Em um de seus versos, Kamau marca posição na história do rap brasileiro. “Na arte de ser eu mesmo […] de 97 pra cá…”. Apesar de ser reconhecido na cena e ser respeitado por sua postura madura e serena em momentos de exibicionismo no rap, o MC reflete sobre essa tal maturidade.

“A maturidade é algo que vem pra alguns com o tempo, por mais óbvio que pareça. Mas não acho que tenho provado nada nesse sentido. Comecei a fazer rap já com 21, o que é considerado tardio, principalmente nos dias atuais. Nessa idade a gente tem uma noção melhor do que quer para continuidade. Mas nem por isso sabe exatamente o que fazer”, reflete.

Os raps de Kamau falam sobre seus conflitos, dúvidas e certezas.

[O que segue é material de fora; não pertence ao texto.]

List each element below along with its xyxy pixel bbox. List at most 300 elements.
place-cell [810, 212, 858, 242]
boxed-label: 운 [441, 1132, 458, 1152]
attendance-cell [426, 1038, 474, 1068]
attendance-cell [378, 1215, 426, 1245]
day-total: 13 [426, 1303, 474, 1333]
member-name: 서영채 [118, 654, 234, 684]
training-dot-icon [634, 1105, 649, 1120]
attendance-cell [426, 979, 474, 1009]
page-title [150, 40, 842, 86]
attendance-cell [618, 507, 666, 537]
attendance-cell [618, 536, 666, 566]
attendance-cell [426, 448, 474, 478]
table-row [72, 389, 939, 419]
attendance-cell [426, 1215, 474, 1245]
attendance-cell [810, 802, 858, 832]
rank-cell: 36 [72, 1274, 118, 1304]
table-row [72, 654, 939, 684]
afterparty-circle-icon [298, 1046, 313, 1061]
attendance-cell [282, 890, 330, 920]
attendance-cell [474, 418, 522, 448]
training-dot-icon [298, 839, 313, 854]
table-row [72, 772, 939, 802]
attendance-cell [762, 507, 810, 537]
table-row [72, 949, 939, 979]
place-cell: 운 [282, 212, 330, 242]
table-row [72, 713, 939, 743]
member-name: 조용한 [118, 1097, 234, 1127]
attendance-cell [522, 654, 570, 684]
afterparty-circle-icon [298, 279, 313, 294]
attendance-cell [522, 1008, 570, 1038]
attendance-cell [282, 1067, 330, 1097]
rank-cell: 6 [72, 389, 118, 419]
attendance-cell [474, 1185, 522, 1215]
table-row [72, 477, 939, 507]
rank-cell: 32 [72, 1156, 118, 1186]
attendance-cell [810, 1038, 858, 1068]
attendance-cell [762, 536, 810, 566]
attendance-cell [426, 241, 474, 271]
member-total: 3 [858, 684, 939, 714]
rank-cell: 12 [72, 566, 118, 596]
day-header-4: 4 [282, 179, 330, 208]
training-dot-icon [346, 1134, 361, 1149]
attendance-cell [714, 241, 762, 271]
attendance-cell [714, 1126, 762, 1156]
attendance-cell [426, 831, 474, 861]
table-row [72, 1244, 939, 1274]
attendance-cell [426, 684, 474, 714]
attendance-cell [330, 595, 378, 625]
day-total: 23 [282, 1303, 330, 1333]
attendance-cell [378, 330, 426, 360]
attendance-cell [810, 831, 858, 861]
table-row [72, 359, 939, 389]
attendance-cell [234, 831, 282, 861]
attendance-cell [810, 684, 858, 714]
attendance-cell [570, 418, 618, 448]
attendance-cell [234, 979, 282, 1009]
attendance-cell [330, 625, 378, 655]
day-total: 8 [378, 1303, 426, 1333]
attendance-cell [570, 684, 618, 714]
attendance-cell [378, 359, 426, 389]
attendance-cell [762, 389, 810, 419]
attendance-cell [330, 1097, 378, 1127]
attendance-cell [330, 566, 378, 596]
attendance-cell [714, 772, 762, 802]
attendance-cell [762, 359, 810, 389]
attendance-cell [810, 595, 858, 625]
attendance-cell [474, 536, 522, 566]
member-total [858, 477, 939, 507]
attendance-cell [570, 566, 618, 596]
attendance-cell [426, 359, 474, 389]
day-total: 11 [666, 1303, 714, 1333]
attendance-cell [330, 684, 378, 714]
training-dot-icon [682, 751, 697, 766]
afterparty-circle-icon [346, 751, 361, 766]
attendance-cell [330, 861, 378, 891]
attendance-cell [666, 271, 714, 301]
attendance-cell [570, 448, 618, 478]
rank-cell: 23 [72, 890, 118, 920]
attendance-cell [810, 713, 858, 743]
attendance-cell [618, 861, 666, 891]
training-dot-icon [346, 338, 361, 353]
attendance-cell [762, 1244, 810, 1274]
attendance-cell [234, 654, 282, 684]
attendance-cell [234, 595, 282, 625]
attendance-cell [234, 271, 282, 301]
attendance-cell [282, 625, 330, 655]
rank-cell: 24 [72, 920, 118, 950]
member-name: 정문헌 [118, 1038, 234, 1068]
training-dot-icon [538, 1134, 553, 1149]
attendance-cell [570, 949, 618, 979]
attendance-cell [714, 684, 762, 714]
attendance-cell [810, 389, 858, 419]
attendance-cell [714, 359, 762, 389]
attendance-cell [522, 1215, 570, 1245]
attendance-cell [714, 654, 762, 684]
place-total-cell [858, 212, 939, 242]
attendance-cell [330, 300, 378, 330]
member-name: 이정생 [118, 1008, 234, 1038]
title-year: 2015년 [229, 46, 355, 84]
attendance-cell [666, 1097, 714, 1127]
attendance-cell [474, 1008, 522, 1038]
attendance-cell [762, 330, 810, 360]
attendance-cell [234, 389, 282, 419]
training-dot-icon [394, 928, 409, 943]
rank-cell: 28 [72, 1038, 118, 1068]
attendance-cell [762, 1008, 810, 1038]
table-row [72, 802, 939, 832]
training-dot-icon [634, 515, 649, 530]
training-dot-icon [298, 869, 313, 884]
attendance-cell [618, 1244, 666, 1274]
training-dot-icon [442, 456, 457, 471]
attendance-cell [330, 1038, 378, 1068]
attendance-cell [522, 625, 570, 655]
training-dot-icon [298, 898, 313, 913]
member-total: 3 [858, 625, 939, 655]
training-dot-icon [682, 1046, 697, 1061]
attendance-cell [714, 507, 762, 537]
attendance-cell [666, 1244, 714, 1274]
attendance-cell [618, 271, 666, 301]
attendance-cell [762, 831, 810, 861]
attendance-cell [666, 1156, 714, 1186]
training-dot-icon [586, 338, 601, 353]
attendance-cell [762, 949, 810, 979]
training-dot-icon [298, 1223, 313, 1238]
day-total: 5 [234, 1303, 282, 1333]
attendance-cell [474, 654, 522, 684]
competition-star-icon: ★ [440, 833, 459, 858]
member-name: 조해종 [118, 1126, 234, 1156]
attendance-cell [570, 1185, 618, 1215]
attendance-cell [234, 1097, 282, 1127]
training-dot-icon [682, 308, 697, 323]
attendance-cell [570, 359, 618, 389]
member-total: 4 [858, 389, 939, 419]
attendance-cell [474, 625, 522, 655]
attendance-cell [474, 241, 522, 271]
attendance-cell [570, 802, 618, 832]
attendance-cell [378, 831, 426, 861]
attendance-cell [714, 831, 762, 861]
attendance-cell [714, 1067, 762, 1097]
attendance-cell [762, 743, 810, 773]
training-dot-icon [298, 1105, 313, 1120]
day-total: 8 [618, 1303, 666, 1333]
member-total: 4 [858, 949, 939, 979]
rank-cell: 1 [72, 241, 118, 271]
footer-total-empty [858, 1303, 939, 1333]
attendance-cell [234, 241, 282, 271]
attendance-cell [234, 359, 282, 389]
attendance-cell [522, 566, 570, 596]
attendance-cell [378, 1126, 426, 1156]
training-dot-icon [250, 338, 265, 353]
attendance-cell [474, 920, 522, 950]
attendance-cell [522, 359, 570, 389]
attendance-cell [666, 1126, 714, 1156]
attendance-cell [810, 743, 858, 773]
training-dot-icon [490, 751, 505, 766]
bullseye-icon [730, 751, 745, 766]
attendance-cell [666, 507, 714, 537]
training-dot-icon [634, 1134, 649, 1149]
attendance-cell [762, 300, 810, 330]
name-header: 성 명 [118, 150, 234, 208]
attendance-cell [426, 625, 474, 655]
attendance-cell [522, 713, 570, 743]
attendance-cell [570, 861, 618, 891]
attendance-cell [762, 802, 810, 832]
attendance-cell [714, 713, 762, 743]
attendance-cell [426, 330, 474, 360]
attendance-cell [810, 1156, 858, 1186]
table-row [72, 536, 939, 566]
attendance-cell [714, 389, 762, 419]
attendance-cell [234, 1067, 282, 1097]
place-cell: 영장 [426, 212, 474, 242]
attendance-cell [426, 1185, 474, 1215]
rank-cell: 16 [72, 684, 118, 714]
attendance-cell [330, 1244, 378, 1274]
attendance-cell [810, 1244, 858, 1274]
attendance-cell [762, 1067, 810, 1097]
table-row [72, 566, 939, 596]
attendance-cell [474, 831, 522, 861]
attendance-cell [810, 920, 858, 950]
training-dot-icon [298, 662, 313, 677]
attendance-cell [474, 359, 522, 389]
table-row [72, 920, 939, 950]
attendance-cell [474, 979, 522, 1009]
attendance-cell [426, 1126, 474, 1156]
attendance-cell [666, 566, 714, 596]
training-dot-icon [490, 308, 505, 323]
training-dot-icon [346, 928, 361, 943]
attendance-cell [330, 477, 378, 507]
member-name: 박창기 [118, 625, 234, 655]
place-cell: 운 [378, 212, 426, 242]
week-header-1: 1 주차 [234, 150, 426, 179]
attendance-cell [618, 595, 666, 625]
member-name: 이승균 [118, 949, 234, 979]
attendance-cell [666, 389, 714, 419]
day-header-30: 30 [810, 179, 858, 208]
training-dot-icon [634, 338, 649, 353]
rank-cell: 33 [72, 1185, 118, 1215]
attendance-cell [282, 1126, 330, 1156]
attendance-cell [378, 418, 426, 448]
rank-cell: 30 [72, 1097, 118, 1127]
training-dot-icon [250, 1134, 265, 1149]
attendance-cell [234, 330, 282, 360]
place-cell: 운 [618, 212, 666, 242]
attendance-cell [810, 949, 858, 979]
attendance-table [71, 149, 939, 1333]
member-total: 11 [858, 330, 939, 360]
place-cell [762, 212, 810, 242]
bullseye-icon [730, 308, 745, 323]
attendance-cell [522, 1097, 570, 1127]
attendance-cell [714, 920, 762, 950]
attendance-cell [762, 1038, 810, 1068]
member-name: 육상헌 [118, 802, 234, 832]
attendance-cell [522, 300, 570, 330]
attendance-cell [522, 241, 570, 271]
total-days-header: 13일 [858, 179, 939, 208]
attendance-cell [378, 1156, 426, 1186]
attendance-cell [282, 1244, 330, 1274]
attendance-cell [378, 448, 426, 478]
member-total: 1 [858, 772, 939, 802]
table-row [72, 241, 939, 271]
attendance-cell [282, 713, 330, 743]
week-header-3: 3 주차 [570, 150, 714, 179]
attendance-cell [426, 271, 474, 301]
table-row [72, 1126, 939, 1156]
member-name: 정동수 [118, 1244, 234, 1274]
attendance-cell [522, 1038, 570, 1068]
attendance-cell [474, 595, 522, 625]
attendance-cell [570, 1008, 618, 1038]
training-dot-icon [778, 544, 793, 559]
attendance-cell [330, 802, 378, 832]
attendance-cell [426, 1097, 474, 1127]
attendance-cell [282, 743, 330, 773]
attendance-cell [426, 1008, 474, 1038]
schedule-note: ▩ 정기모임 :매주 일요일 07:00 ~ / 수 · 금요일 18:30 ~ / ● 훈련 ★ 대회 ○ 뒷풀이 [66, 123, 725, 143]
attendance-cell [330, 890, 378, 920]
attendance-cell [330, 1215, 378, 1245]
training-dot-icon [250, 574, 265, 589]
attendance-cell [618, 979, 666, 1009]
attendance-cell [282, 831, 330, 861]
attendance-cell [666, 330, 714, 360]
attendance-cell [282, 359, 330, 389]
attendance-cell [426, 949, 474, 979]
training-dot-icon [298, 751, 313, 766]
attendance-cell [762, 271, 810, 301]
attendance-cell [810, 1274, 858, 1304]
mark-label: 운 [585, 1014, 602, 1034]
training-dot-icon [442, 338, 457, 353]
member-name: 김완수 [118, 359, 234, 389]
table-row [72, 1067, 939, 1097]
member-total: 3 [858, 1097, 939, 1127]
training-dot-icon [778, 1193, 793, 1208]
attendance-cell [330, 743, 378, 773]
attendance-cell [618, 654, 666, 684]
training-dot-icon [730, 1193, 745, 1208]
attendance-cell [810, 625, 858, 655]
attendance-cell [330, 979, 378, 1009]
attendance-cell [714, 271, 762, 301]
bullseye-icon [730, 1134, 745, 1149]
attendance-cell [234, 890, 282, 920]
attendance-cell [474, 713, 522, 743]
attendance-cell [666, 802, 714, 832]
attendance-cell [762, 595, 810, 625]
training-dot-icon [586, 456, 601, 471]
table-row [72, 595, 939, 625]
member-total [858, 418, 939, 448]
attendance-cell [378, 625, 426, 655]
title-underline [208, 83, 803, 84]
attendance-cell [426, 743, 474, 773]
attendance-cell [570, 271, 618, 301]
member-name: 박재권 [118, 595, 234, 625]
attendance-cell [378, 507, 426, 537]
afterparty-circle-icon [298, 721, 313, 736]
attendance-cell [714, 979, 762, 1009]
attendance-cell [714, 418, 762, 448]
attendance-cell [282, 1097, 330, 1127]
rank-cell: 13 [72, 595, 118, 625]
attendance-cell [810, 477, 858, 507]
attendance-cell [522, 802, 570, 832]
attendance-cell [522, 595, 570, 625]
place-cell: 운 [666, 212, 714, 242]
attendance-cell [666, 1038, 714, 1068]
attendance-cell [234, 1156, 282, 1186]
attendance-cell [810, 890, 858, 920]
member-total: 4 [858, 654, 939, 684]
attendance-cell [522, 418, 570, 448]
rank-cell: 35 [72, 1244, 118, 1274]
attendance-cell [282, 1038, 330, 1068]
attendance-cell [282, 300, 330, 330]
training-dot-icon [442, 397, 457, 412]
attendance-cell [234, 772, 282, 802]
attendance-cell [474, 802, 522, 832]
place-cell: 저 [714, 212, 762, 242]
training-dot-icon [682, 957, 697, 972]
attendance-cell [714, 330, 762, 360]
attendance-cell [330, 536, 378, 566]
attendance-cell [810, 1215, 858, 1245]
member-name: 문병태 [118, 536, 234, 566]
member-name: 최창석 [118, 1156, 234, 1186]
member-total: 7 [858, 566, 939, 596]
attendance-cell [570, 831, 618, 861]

Essa opção por falar apenas de si sem colocar um uniforme de super-herói é um dos motivos que, para muitos, o tornam referência no hip hop. O MC pondera:

“Não me vejo necessariamente como referência, mas algumas pessoas próximas tem me chamado atenção pra isso. Eu agradeço e sigo fazendo o que acho pertinente. Falo em primeira pessoa por ter uma experiência ‘melhor’ comigo mesmo. Não sou de apontar dedos e dar orelhada em ninguém aleatoriamente. E assim as pessoas se identificam com alguma parte do que digo e levam pra si.”

“Beat torto, papo reto”, tem linhas ácidas contra os racistas e avisa: “É só respeitar a origem, não mexe com o que é da gente”. Ao falar sobre a caminhada da arte negra e dos artistas negros, Kamau sabe que a palavra origem é viva, atual.

“Sem alicerce um prédio não se sustenta. Então acho importante reforçar o alicerce sempre. Pra mim o futuro vem disso. Não arrastar o passado ou ficar preso no tempo. Mas usar de maneiras melhores a palavra referência!”

TEMPOS DIFÍCEIS

Em meio à crise que estamos vivendo agora, na economia e na saúde pública, com a pandemia do Coronavírus, o que mais preocupa O MC? Sairemos mais conscientes de tudo isso?

Kamau diz que não há como saber. “Procuram culpados imediatos sem muito conhecimento. Talvez para aliviar culpas próprias. Alguns vão sair melhores disso. E pode ser que esses que sairão melhores não estejam do nosso lado. Temos que estar preparados. A continuidade me preocupa. Do mundo que vamos deixar pros filhos e dos filhos que alguns deixarão pro mundo.”